The Happiest Place on Earth


Why Bhutan Belongs on Your Travel List Now?

It’s been decades since the fourth king of Bhutan came up with the notion of gross national happiness. But that’s still what comes to mind when most of us think of the country. Even though it’s sort of silly, it proved to be successful marketing, on top of the inherent mystique and allure of this Himalayan nation that was isolated from the wider world for much of the 20th century.

People want to see this “last Shangri-La,” preferably before it changes much more. But that’s not so easy to do. That king, who was then 17, was also prescient in his embrace of high-value, low-volume tourism. The visa application process is cumbersome, there’s a requirement that all visitors book their trip with a licensed Bhutanese tour operator and have local guides at all times, and there’s a minimum per diem of $200 or $250 per person, depending on the season.

That’s actually quite reasonable, as it covers all meals, guides, drivers and accommodation at basic hotels, plus it funds education, health care and infrastructure for the Bhutanese people. (You’ll pay hundreds more at five-star hotels.) It was enough to keep the backpacker set from descending—there are no cafes hawking banana pancakes or by-the-pound laundries.

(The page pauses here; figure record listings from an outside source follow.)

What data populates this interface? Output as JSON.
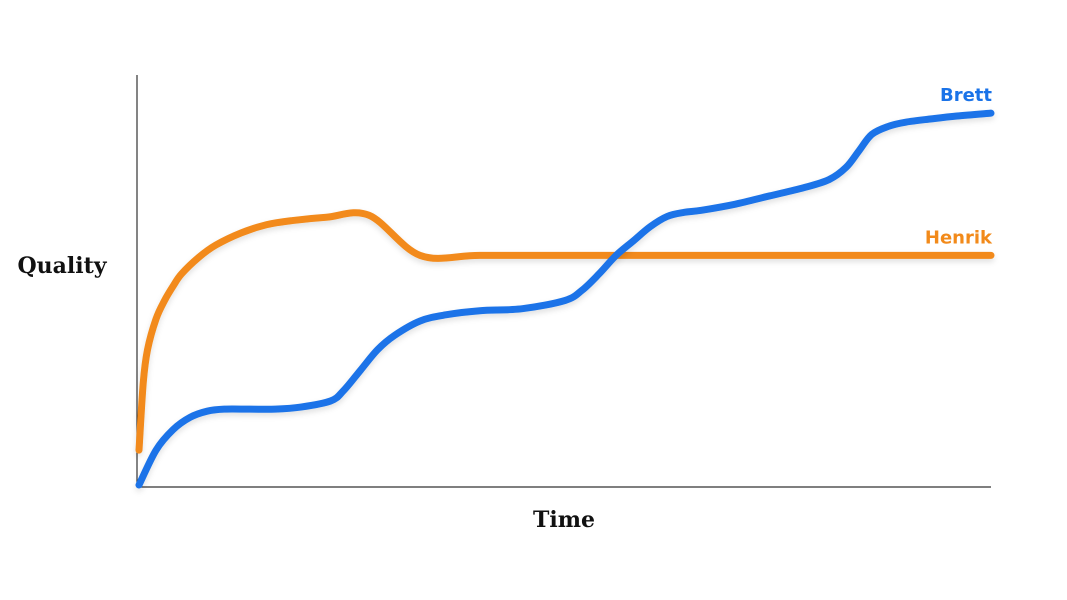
{
  "chart_data": {
    "type": "line",
    "title": "",
    "xlabel": "Time",
    "ylabel": "Quality",
    "xlim": [
      0,
      100
    ],
    "ylim": [
      0,
      100
    ],
    "grid": false,
    "legend": "inline labels at right end of each line",
    "series": [
      {
        "name": "Brett",
        "color": "#1A73E8",
        "x": [
          0,
          2,
          4,
          6,
          8,
          10,
          13,
          16,
          19,
          22.5,
          24,
          26,
          28,
          30,
          33,
          36,
          40,
          45,
          50,
          52,
          54,
          56,
          58,
          60,
          62,
          64,
          66,
          70,
          74,
          78,
          81,
          83,
          84.5,
          86,
          88,
          90,
          93,
          96,
          100
        ],
        "y": [
          0,
          8.5,
          13.5,
          16.5,
          18,
          18.5,
          18.5,
          18.5,
          19,
          20.5,
          23,
          28,
          33,
          36.5,
          40,
          41.5,
          42.5,
          43,
          45,
          47.5,
          51.5,
          56,
          59.5,
          63,
          65.5,
          66.5,
          67,
          68.5,
          70.5,
          72.5,
          74.5,
          77.5,
          81.5,
          85.5,
          87.5,
          88.5,
          89.3,
          90,
          90.7
        ]
      },
      {
        "name": "Henrik",
        "color": "#F28A1A",
        "x": [
          0,
          0.5,
          1,
          2,
          3,
          4,
          5,
          7,
          9,
          12,
          15,
          18,
          22,
          27,
          33,
          40,
          50,
          60,
          70,
          80,
          90,
          100
        ],
        "y": [
          8.5,
          25,
          33,
          40.5,
          45,
          48.5,
          51.5,
          55.5,
          58.5,
          61.5,
          63.5,
          64.5,
          65.3,
          65.8,
          56.0,
          56.0,
          56.0,
          56.0,
          56.0,
          56.0,
          56.0,
          56.0
        ]
      }
    ]
  }
}
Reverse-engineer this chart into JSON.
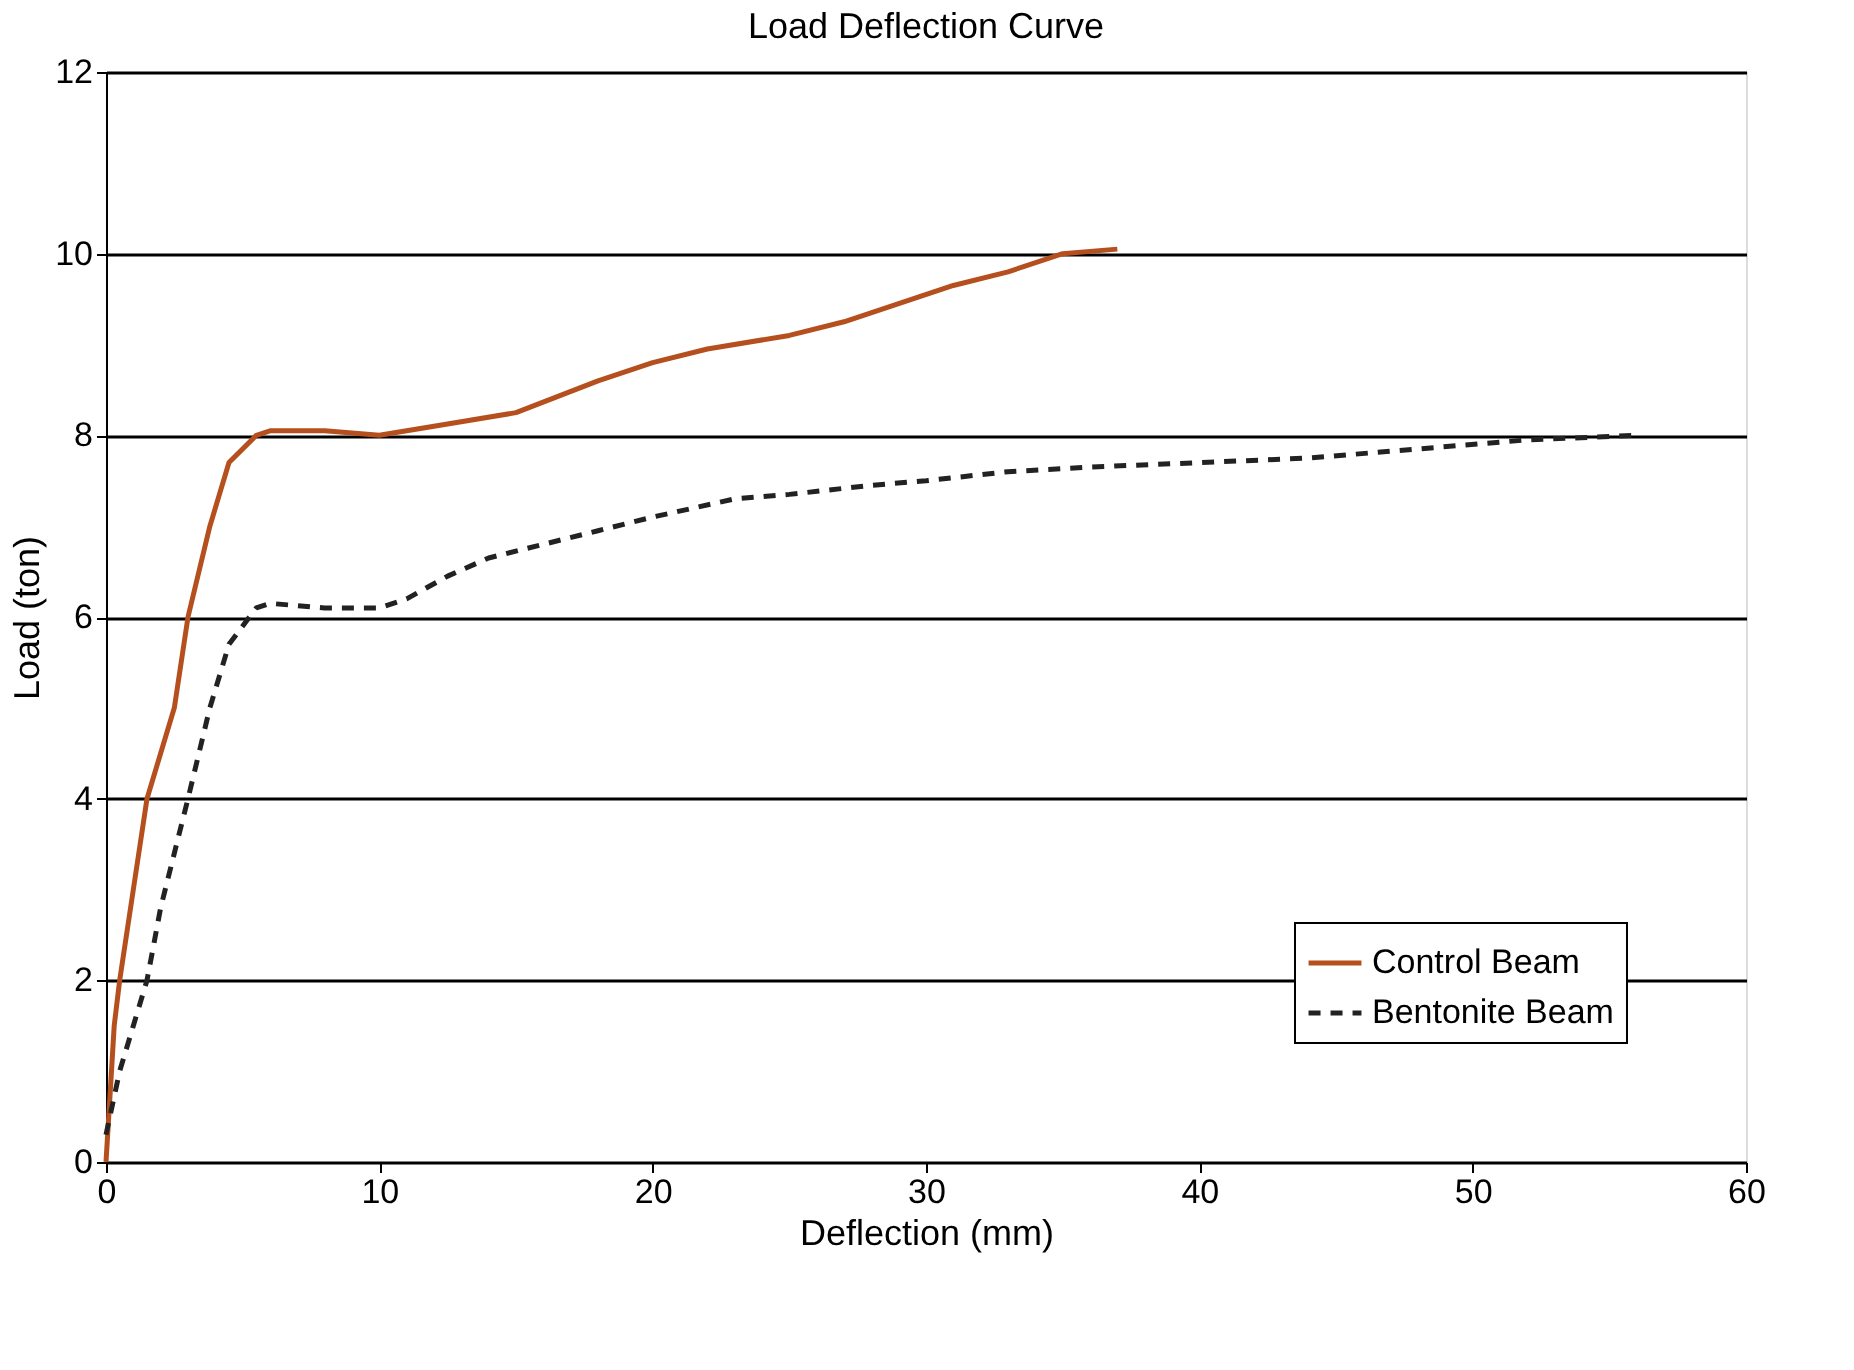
{
  "chart_data": {
    "type": "line",
    "title": "Load Deflection Curve",
    "xlabel": "Deflection (mm)",
    "ylabel": "Load (ton)",
    "xlim": [
      0,
      60
    ],
    "xticks": [
      0,
      10,
      20,
      30,
      40,
      50,
      60
    ],
    "ylim": [
      0,
      12
    ],
    "yticks": [
      0,
      2,
      4,
      6,
      8,
      10,
      12
    ],
    "grid": "y",
    "legend": "bottom right",
    "marker": "none",
    "series": [
      {
        "name": "Control Beam",
        "color": "#b5501e",
        "line_style": "solid",
        "x": [
          0,
          0.3,
          0.5,
          1,
          1.5,
          2.5,
          3,
          3.8,
          4.5,
          5.5,
          6,
          8,
          10,
          12,
          15,
          18,
          20,
          22,
          25,
          27,
          29,
          31,
          33,
          35,
          37
        ],
        "values": [
          0,
          1.5,
          2,
          3,
          4,
          5,
          6,
          7,
          7.7,
          8,
          8.05,
          8.05,
          8,
          8.1,
          8.25,
          8.6,
          8.8,
          8.95,
          9.1,
          9.25,
          9.45,
          9.65,
          9.8,
          10,
          10.05
        ]
      },
      {
        "name": "Bentonite Beam",
        "color": "#222222",
        "line_style": "dashed",
        "x": [
          0,
          0.5,
          1,
          1.5,
          2,
          3,
          3.8,
          4.5,
          5.5,
          6,
          8,
          10,
          11,
          12.5,
          14,
          16,
          18,
          20,
          23,
          25,
          28,
          30,
          33,
          36,
          40,
          44,
          48,
          52,
          56
        ],
        "values": [
          0.3,
          1,
          1.5,
          2,
          2.8,
          4,
          5,
          5.7,
          6.1,
          6.15,
          6.1,
          6.1,
          6.2,
          6.45,
          6.65,
          6.8,
          6.95,
          7.1,
          7.3,
          7.35,
          7.45,
          7.5,
          7.6,
          7.65,
          7.7,
          7.75,
          7.85,
          7.95,
          8.0
        ]
      }
    ]
  }
}
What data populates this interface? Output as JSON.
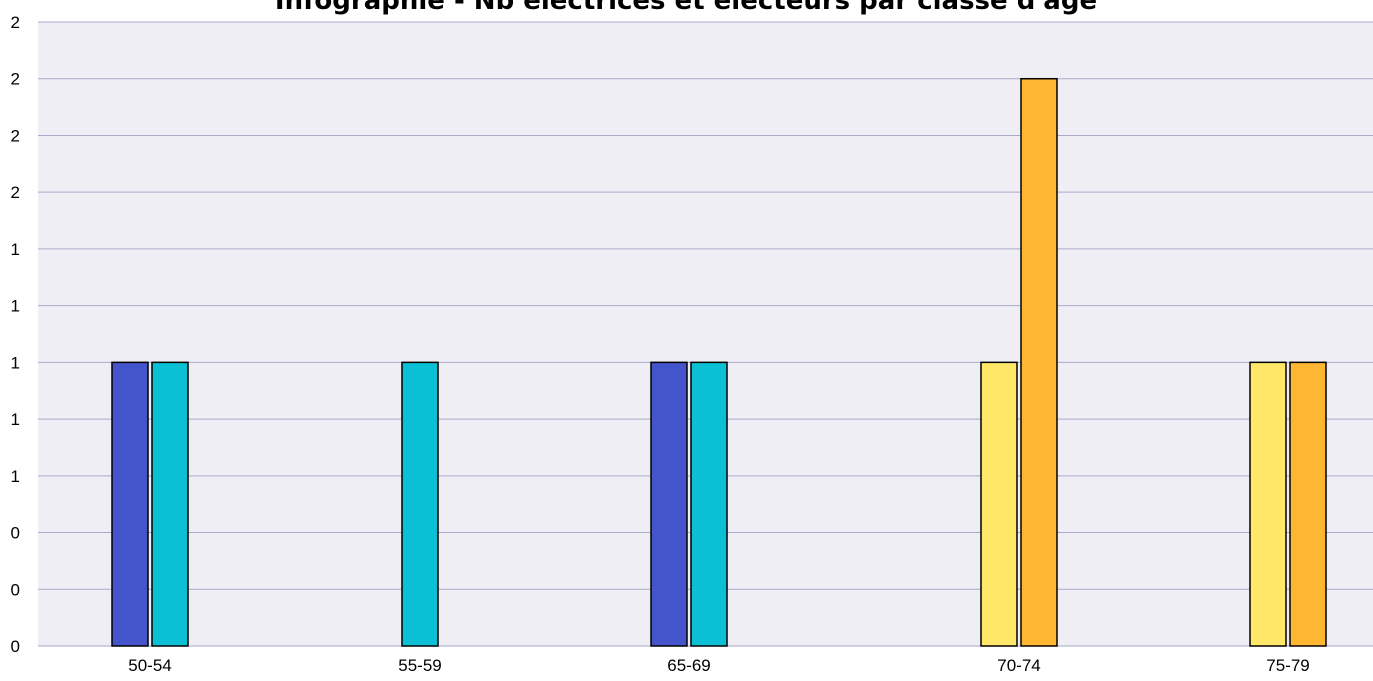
{
  "chart_data": {
    "type": "bar",
    "title": "Infographie - Nb électrices et électeurs par classe d'âge",
    "xlabel": "",
    "ylabel": "",
    "categories": [
      "50-54",
      "55-59",
      "65-69",
      "70-74",
      "75-79"
    ],
    "ylim": [
      0,
      2.2
    ],
    "y_tick_values": [
      0,
      0.2,
      0.4,
      0.6,
      0.8,
      1.0,
      1.2,
      1.4,
      1.6,
      1.8,
      2.0,
      2.2
    ],
    "y_tick_labels": [
      "0",
      "0",
      "0",
      "1",
      "1",
      "1",
      "1",
      "1",
      "2",
      "2",
      "2",
      "2"
    ],
    "grid": true,
    "legend": "none",
    "bars": [
      {
        "category": "50-54",
        "values": [
          1,
          1
        ],
        "colors": [
          "#4455cc",
          "#0bbfd4"
        ]
      },
      {
        "category": "55-59",
        "values": [
          1
        ],
        "colors": [
          "#0bbfd4"
        ]
      },
      {
        "category": "65-69",
        "values": [
          1,
          1
        ],
        "colors": [
          "#4455cc",
          "#0bbfd4"
        ]
      },
      {
        "category": "70-74",
        "values": [
          1,
          2
        ],
        "colors": [
          "#ffe868",
          "#ffb733"
        ]
      },
      {
        "category": "75-79",
        "values": [
          1,
          1
        ],
        "colors": [
          "#ffe868",
          "#ffb733"
        ]
      }
    ],
    "colors": {
      "plot_background": "#efeef4",
      "grid": "#aaaacc",
      "bar_stroke": "#000000"
    }
  }
}
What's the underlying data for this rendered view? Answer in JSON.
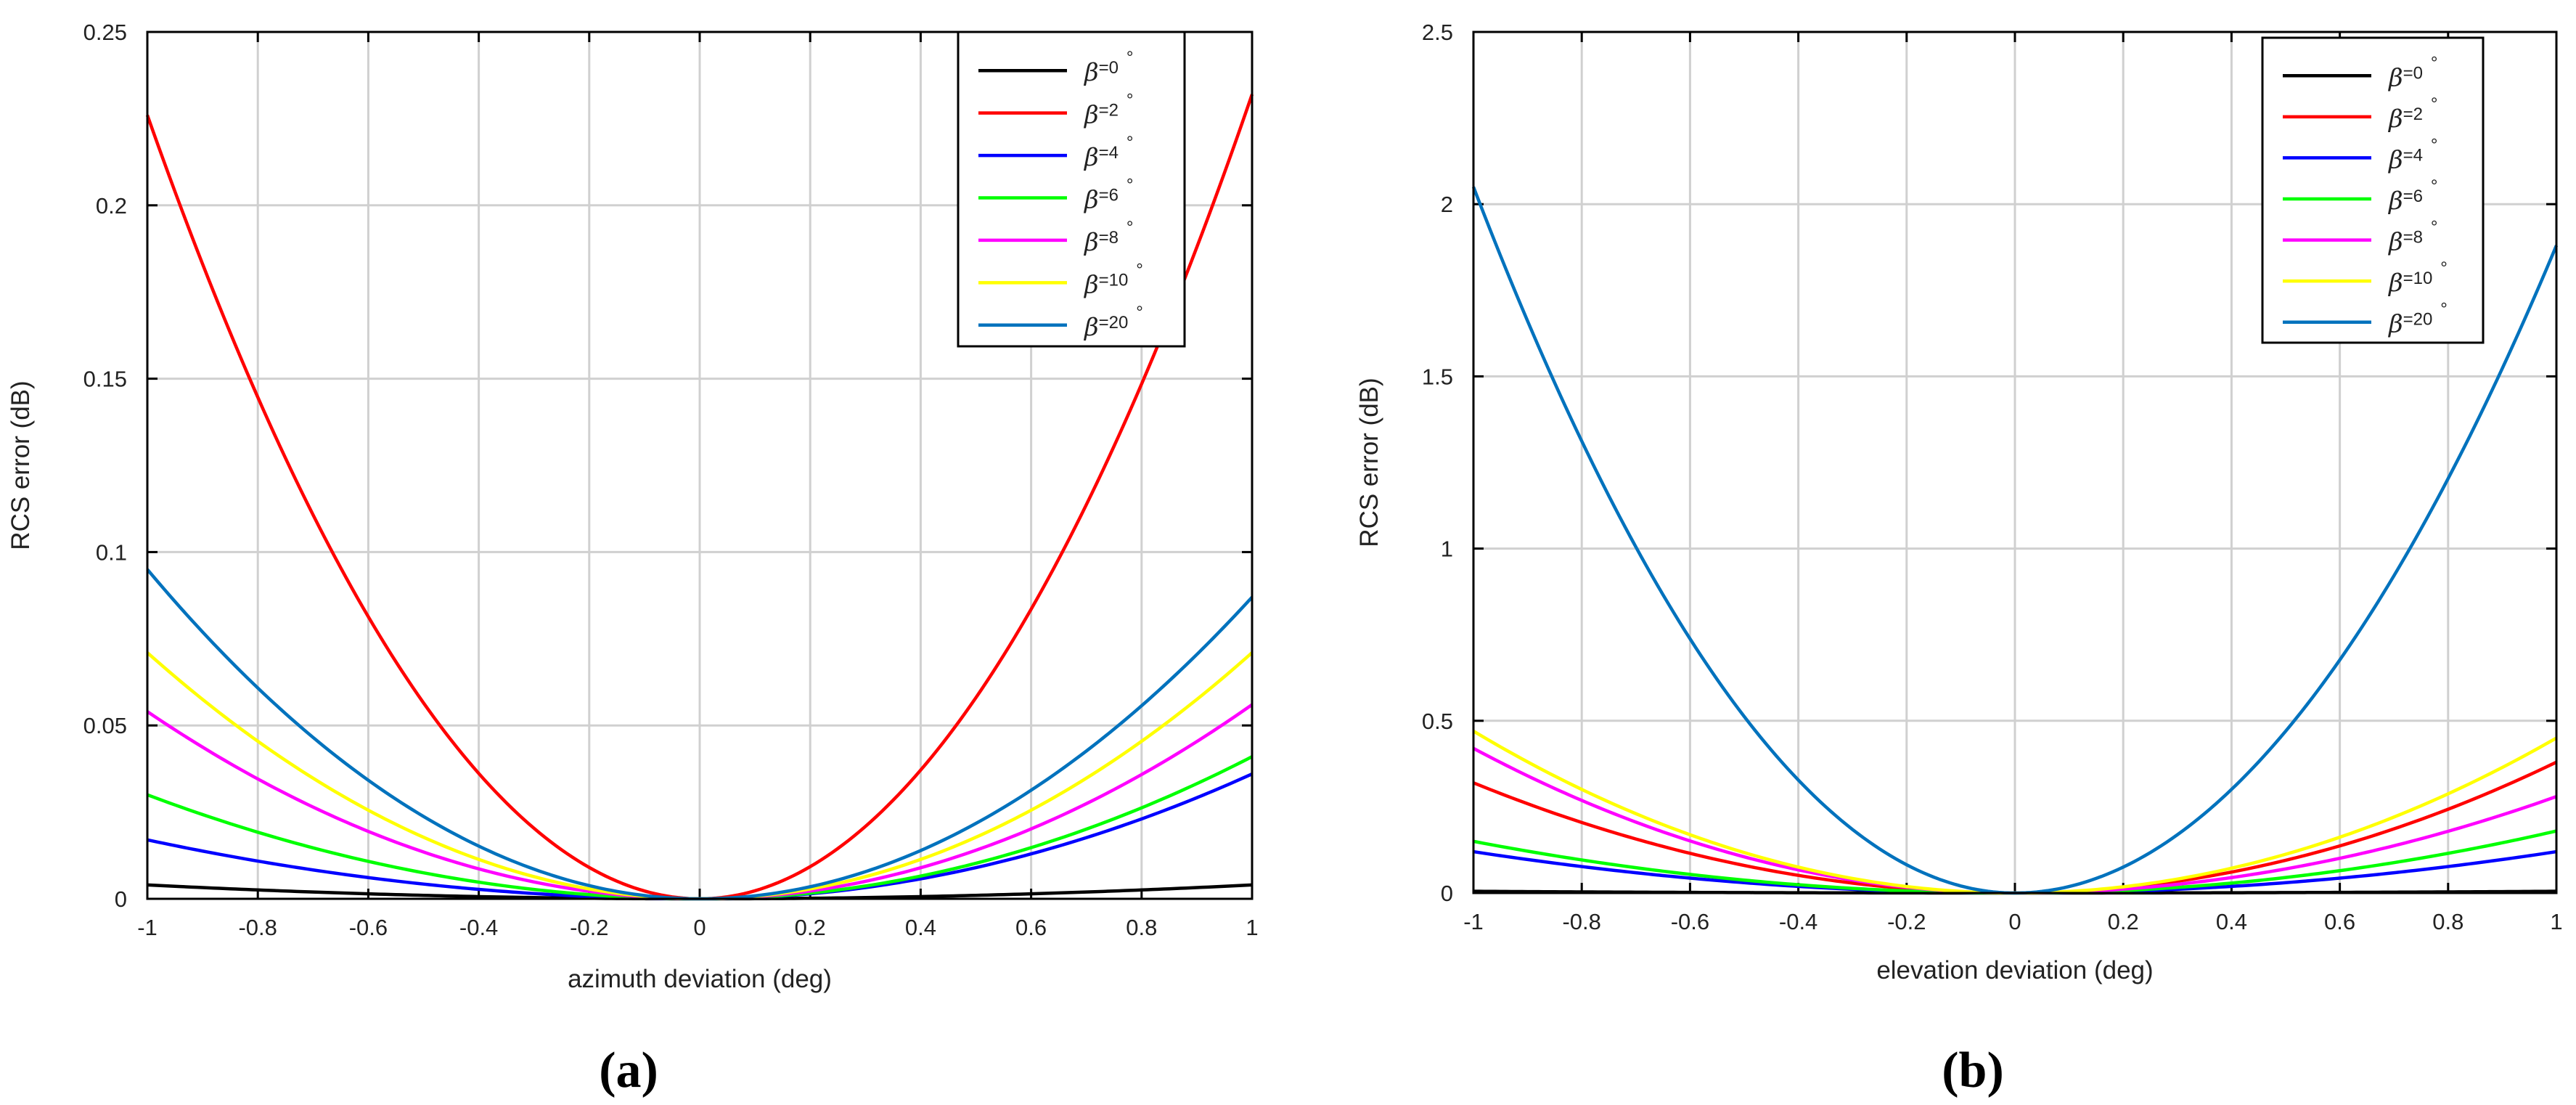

That doesn’t mean it never gets crowded. Especially in this age of instability, angst and violence, a remote, peaceful Buddhist kingdom has an understandable appeal. The main sites get busy in the spring and autumn, making winter the time to come, says Mark Wright, the general manager of the exquisite Gangtey Lodge. It’s far milder than you might expect, with clear sunny skies and warm afternoons, and hotels are nearly empty. “And it’s half price.”

 His lodge is never cheap, but it’s plenty idyllic, with 12 enormous guest rooms that have slipper tubs right in front of their picture windows and cozy wood-burning stoves. An informal dining and lounge area is the social hub, and the food and drink are very good. Top-notch therapists give in-room massages in eight styles, and a new bathhouse offers a luxurious take on the traditional hot-stone bath. Rocks are roasted over a fire for hours and then put in to sizzle at the foot of a tub whose water is mixed with fronds of artemesia, which is said to have healing and calming properties.